About half the fund is distributed through the License Fee program, of which half is tithed directly from the cable and broadcasting companies, the remainder coming out of the minister's departmental budget – which is to say, from the taxpayer. The money is doled out on a first-come, first-serve basis, to those productions that meet the usual complicated criteria of "Canadianness" – hence the lineups.
But this year one group of producers got shut out, and they're not at all happy about it. Which producers would that be? That would be the ones who had already received assistance from the other side of the fund, which is administered directly by Telefilm Canada. It seems that before they can go back for a second helping at the public trough, these producers have to show proof that their Telefilm grant has been approved. And by the time Telefilm got around to mailing out the notices, a number of leaner and hungrier producers had scarfed up all the money.
So the jilted producers have done the Canadian thing, and filled the papers with sob stories. As it happens, those productions having to make do on only one grant include some of Canada's most heavily hyped programs – shows like Riverdale, and Cold Squad, not to mention Wind at My Back. Without the additional slice of public funds, we are warned, many of these programs might not be back in the fall. No more Riverdale! Can the country ever survive?
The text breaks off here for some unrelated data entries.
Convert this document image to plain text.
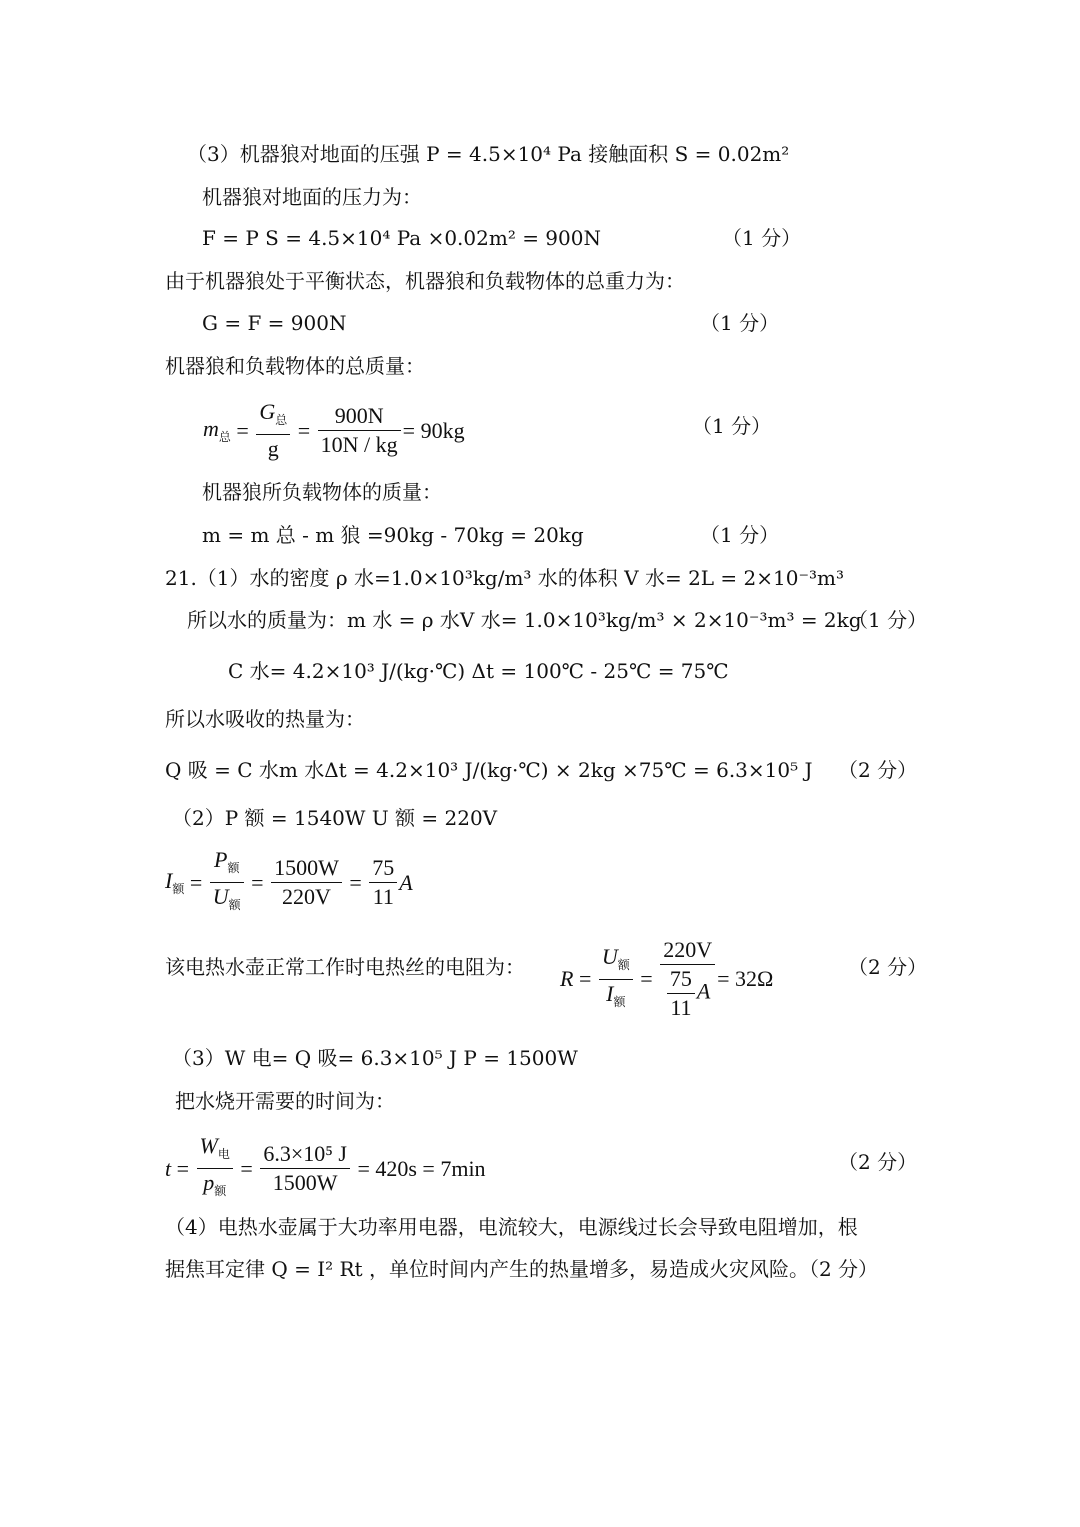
（3）机器狼对地面的压强 P = 4.5×10⁴ Pa 接触面积 S = 0.02m²
机器狼对地面的压力为：
F = P S = 4.5×10⁴ Pa ×0.02m² = 900N	（1 分）
由于机器狼处于平衡状态，机器狼和负载物体的总重力为：
G = F = 900N	（1 分）
机器狼和负载物体的总质量：
$m_总 = \frac{G_总}{g} = \frac{900N}{10N / kg} = 90kg$	（1 分）
机器狼所负载物体的质量：
m = m 总 - m 狼 =90kg - 70kg = 20kg	（1 分）
21.（1）水的密度 ρ 水=1.0×10³kg/m³ 水的体积 V 水= 2L = 2×10⁻³m³
所以水的质量为：m 水 = ρ 水V 水= 1.0×10³kg/m³ × 2×10⁻³m³ = 2kg
（1 分）
C 水= 4.2×10³ J/(kg·℃) Δt = 100℃ - 25℃ = 75℃
所以水吸收的热量为：
Q 吸 = C 水m 水Δt = 4.2×10³ J/(kg·℃) × 2kg ×75℃ = 6.3×10⁵ J （2 分）
（2）P 额 = 1540W U 额 = 220V
$I_额 = \frac{P_额}{U_额} = \frac{1500W}{220V} = \frac{75}{11}$ A
该电热水壶正常工作时电热丝的电阻为： $R = \frac{U_额}{I_额} = \frac{220V}{\frac{75}{11} A} = 32\Omega$	（2 分）
（3）W 电= Q 吸= 6.3×10⁵ J P = 1500W
把水烧开需要的时间为：
$t = \frac{W_电}{p_额} = \frac{\text{6.3×10⁵ J}}{1500W}$
= 420s = 7min	（2 分）
（4）电热水壶属于大功率用电器，电流较大，电源线过长会导致电阻增加，根
据焦耳定律 Q = I² Rt ，单位时间内产生的热量增多，易造成火灾风险。（2 分）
To bolster their case, the singly granted shows are putting it about that they are the truly "Canadian" productions. For in order to qualify for Telefilm funding, it's not enough merely to hire the requisite number of Canadians: the content itself has to be "distinctively Canadian." What does "distinctively Canadian" mean? If, say, you did a show about a group of television producers lining up for government grants, that would probably count.
The programs that did get in under the License Fee Program wire, on the other hand, are dismissed as "industrial Canadian": shows like Psi Factor and Once a Thief that may employ a lot of Canadians, but are indistinguishable from imported dreck – as opposed to the proudly, self- consciously Canadian dreck that Telefilm funds.
But wait a minute: many of these programs are made by major Canadian production houses like Atlantis and Alliance – companies that brag about their contribution to nation-building every chance they get, to enormous publicly-funded profit. Could it be that we have been conned all these years: that programs that were justified in the name of nation building were in fact nothing more than old-fashioned industrial subsidies?
But is it any more defensible to be enmeshing the arts in the promotion of "distinctively Canadian" themes? I know of no aesthetic theory that connects the worth of a work of art to its nationality. The aim of the program, rather, is entirely political: to create a national identity, the better to justify the existence of the Canadian state. That may be an eminently worthy ideal, but it is poisonous to art. Which may explain the usually dire results.
In most countries it is held that the arts emerge from that broader fabric of customs, values and ways of life that make up a culture. Only in Canada is the reverse held to be true: that with enough public funds, the arts can invent our culture for us. It doesn't make much sense, in cultural or political terms.
But it sure seems to appeal to the artists.